Crítica de Diego Batlle - Otros Cines

Quienes disfrutamos de Crónica de una desaparición, Intervención divina y El tiempo que queda sabemos de lo que es capaz Elia Suleiman, el Buster Keaton, el Jacques Tati, el Charles Chaplin palestino a la hora del humor, pero también de su acidez como despiadado retratista de la realidad sociopolítica en Medio Oriente sin por eso caer en el lugar común de la denuncia horrorizada a pura bajada de línea. Para Suleiman bastan (sobran) las ideas para dar una mirada pesimista (sin perder el humanismo) sobre la violencia, la incomprensión, las contradicciones, los contrasentidos y las paradojas en su tierra y en otros lugares del planeta (De repente, el paraíso transcurre no solo en Nazareth sino también en París y en Nueva York).

Suleiman está casi siempre en pantalla, pero prácticamente no habla (solo le dice “Soy palestino” a un taxista neoyorquino). Se limita a observar (atribulado, sorprendido) las situaciones que ocurren a su alrededor y que él -en su faceta de guionista y director- trabaja con ese humor absurdo y asordinado. Es decir, es tremendamente político y contestatario sin que en la película haya diálogos, ni voz en off, ni citas. Lo más cercano a un lugar común es que cuando empiezan los créditos de cierre de De repente, el paraíso aparece una dedicatoria a Palestina y a sus padres.

Aunque no hay ninguna información concreta, parece que Suleiman ha perdido precisamente a sus padres. Lo intuimos porque dona a un servicio de ayuda múltiples pertenencias, incluidas una silla de ruedas y un andador, y hace una visita a un cementerio. Hasta allí lo más personal de un film en el que lo veremos lidiar con los patéticos y encantadores vecinos, tomar algo en distintos bares y cafés, observar la violencia callejera, la represión policial, el accionar de la burocracia, el excesivo control sobre el ciudadano. Los aviones, los monopatines, los pájaros, las calles muchas veces vacías, el fuera de campo, las simetrías en los planos, las hermosas canciones (I Put a Spell on You, por Nina Simone; Darkness, de Leonard Cohen): todas obsesiones y encantos de un cineasta único y por momentos (casi siempre) genial que construye viñetas únicas.

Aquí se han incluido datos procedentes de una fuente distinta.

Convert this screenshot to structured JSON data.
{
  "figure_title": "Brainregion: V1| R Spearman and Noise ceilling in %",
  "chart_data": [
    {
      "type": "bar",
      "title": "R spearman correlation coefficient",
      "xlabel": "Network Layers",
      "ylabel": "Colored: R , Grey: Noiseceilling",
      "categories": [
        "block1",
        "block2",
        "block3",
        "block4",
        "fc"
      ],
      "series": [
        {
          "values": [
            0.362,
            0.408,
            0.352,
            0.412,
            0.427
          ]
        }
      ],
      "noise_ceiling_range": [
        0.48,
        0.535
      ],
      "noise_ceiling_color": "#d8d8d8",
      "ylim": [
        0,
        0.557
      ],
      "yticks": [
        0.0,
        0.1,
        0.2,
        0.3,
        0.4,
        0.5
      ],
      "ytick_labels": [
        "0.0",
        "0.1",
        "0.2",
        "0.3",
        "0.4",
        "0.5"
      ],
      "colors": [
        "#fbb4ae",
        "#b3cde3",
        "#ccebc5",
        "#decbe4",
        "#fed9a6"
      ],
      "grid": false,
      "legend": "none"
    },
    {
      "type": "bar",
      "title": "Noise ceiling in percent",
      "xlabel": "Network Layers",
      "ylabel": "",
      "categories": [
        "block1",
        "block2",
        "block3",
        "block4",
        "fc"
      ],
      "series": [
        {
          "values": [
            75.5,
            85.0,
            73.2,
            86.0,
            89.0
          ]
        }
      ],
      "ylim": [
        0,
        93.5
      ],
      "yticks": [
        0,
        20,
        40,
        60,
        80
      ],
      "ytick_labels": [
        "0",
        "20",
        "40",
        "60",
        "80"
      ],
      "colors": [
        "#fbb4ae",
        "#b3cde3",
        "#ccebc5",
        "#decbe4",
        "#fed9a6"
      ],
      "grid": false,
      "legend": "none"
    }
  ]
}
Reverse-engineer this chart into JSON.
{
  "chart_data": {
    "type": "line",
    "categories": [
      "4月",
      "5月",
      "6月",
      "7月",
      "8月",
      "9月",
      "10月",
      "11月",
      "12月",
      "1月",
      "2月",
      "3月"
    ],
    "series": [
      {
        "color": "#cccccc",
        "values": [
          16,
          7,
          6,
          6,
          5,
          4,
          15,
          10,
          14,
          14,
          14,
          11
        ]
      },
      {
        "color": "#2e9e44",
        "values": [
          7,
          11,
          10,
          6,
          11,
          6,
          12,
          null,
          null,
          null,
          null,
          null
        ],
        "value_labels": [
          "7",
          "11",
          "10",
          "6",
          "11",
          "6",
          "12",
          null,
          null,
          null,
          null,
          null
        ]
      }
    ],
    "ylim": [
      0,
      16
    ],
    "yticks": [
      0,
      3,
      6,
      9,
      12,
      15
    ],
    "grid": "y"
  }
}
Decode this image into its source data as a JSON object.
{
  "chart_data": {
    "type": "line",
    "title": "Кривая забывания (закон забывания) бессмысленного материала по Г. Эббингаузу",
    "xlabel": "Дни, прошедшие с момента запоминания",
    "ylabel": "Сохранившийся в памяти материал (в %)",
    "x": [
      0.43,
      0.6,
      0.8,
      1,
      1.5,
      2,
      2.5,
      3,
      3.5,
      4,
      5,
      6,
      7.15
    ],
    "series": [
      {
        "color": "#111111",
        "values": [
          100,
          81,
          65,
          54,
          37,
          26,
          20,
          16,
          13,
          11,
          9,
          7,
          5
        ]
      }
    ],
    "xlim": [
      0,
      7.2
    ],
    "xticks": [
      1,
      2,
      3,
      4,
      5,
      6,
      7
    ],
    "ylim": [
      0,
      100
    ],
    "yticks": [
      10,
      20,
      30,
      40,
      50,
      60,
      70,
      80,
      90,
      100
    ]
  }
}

Heredero del cine mudo, hermano artístico de otro satirista como el sueco Roy Andersson, Suleiman dice mucho con poco, hace de la austeridad un culto y de la inteligencia un arma poderosa. También se atreve contra el mundillo del cine (sobre todo de las coproducciones) y cuenta, en ese sentido, con dos aliados de lujo como el productor Vincent Maraval, que le suelta un discurso en el que dice que su compañía “simpatiza con la causa palestina”, pero sus películas no son “lo suficientemente palestinas”. En otro pasaje, se encuentra con el mexicano Gael García Bernal, quien le cuenta un vergonzoso proyecto que le han propuesto sobre la llegada a América en la que Cortés y los demás conquistadores hablan en inglés. Una escena hilarante... y ponzoñosa. Larga vida, entonces, a Suleiman y un brindis para que pueda filmar mucho más seguido.